С того дня Птицу больше не видели. Разговоров о ней ходило много, и ныне, хоть и минули с тех пор годы, не смолкают толки о Птице, а в одном университете в стране остготов вышла даже книга про Птицу. Если в старину о Птице слагались всевозможные легенды, то теперь, исчезнув, она сама стала легендой, и, наверное, скоро на свете не останется никого, кто мог бы клятвенно заверить, что когда-то Птица действительно жила в этих краях, была добрым гением здешних мест, что однажды за нее назначили высокую награду, что в нее стреляли. Когда-нибудь через много лет ученые заново изучат предания о Птице, и тогда, возможно, будет установлено, что Птица является созданием народной фантазии и все найдет свое объяснение в законах мифотворчества. Потому что, бесспорно, следует признать: всегда и всюду есть существа, которые воспринимаются всеми как особенные, приятные, очаровательные, иными людьми они почитаются как добрые духи – ведь они несут весть о жизни более прекрасной, свободной и окрыленной, нежели наша жизнь; но всегда и всюду происходит все то же: внуки смеются над добрыми гениями своих дедов, затевают однажды охоту на приятное и очаровательное существо, убивают его, надеясь получить за его голову награду, а позднее его бытие становится легендой, и легенда эта летит по свету, словно на крыльях.

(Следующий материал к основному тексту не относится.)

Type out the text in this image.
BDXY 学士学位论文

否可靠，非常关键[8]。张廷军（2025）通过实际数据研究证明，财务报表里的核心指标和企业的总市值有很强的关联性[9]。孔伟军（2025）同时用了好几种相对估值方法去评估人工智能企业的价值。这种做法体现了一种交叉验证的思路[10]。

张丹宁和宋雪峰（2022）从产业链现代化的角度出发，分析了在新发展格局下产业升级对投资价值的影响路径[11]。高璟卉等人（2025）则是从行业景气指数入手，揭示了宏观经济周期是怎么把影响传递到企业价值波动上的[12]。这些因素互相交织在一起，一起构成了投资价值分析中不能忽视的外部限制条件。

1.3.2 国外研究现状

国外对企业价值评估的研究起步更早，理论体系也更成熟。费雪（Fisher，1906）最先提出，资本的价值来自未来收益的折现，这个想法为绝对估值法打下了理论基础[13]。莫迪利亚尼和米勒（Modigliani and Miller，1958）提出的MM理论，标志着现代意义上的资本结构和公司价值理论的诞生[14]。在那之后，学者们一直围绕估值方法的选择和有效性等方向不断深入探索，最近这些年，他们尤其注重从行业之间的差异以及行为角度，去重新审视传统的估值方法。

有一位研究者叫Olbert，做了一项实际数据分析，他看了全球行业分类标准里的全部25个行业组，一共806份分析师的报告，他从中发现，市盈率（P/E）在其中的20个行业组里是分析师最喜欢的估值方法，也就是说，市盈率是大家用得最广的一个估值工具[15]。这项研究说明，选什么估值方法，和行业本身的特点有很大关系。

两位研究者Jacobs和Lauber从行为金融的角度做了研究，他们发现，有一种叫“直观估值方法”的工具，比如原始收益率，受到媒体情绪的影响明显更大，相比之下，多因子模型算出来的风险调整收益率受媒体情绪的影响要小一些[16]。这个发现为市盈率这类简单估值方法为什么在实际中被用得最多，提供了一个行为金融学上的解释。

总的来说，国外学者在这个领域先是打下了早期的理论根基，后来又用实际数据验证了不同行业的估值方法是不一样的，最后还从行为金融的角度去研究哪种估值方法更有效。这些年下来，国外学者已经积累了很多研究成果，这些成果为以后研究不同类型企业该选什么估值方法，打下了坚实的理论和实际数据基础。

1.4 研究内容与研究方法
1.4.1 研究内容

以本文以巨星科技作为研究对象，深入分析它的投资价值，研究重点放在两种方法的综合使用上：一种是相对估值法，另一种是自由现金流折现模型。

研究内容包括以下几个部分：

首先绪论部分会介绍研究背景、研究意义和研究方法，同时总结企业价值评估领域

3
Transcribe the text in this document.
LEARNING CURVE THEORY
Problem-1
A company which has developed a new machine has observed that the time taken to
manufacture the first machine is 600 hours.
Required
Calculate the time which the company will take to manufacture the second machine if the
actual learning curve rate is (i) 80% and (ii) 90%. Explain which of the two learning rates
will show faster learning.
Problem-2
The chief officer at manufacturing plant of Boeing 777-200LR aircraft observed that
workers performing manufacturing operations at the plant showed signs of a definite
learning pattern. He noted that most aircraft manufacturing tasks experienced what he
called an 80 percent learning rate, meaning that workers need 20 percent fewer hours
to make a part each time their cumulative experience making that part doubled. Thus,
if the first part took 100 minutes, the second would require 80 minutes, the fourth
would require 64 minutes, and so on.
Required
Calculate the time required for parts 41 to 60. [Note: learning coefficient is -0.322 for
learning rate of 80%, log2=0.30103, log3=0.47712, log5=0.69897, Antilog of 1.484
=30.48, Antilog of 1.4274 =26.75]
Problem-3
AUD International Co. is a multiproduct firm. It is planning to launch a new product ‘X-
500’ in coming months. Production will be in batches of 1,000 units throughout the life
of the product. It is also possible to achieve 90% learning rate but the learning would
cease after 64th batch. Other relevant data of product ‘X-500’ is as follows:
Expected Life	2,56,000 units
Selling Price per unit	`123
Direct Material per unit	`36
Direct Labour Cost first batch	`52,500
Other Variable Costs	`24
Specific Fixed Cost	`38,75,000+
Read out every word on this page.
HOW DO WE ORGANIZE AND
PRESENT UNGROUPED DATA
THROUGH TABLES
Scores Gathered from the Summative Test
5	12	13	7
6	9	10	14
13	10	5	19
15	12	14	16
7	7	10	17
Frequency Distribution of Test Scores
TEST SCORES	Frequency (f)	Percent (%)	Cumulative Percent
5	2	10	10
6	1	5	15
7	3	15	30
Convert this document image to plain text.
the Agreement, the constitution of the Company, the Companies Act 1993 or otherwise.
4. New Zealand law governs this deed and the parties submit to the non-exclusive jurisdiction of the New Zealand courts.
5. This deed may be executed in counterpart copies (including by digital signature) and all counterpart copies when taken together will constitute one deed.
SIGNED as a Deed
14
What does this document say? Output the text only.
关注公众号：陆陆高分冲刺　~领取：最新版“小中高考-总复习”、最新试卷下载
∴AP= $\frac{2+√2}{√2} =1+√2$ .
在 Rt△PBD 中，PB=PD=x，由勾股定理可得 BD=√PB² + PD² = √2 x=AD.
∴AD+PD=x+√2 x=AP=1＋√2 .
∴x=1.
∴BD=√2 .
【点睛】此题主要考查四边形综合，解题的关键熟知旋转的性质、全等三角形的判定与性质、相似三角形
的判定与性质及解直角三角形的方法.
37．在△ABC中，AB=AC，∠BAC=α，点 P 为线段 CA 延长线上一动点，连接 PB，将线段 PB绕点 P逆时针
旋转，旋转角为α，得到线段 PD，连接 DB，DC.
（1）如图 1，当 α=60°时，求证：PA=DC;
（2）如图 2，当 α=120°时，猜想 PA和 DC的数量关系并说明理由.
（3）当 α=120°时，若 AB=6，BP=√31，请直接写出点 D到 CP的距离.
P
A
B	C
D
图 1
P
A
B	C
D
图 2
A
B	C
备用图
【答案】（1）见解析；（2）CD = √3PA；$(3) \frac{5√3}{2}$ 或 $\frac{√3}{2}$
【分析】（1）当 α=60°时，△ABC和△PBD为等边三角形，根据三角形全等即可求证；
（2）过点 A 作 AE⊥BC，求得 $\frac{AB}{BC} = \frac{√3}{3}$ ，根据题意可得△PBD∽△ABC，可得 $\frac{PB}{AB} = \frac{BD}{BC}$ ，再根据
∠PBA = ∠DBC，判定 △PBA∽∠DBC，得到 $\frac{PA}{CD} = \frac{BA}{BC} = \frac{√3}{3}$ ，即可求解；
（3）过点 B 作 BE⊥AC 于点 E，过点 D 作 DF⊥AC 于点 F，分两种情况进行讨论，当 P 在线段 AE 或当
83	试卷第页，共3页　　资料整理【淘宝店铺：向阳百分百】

Никто не знает, каким будет новое сказание о Птице. О том же, что жизнь Шаластера оборвалась трагически – весьма вероятно, в результате самоубийства, – мы должны сообщить в завершение нашего рассказа, воздержавшись, однако, от каких-либо комментариев.

Перевод Г. Снежинской

ЭДМУНД

Эдмунд, одаренный юноша из хорошего дома, в университетские годы стал любимым учеником прославленного в те времена профессора Церкеля.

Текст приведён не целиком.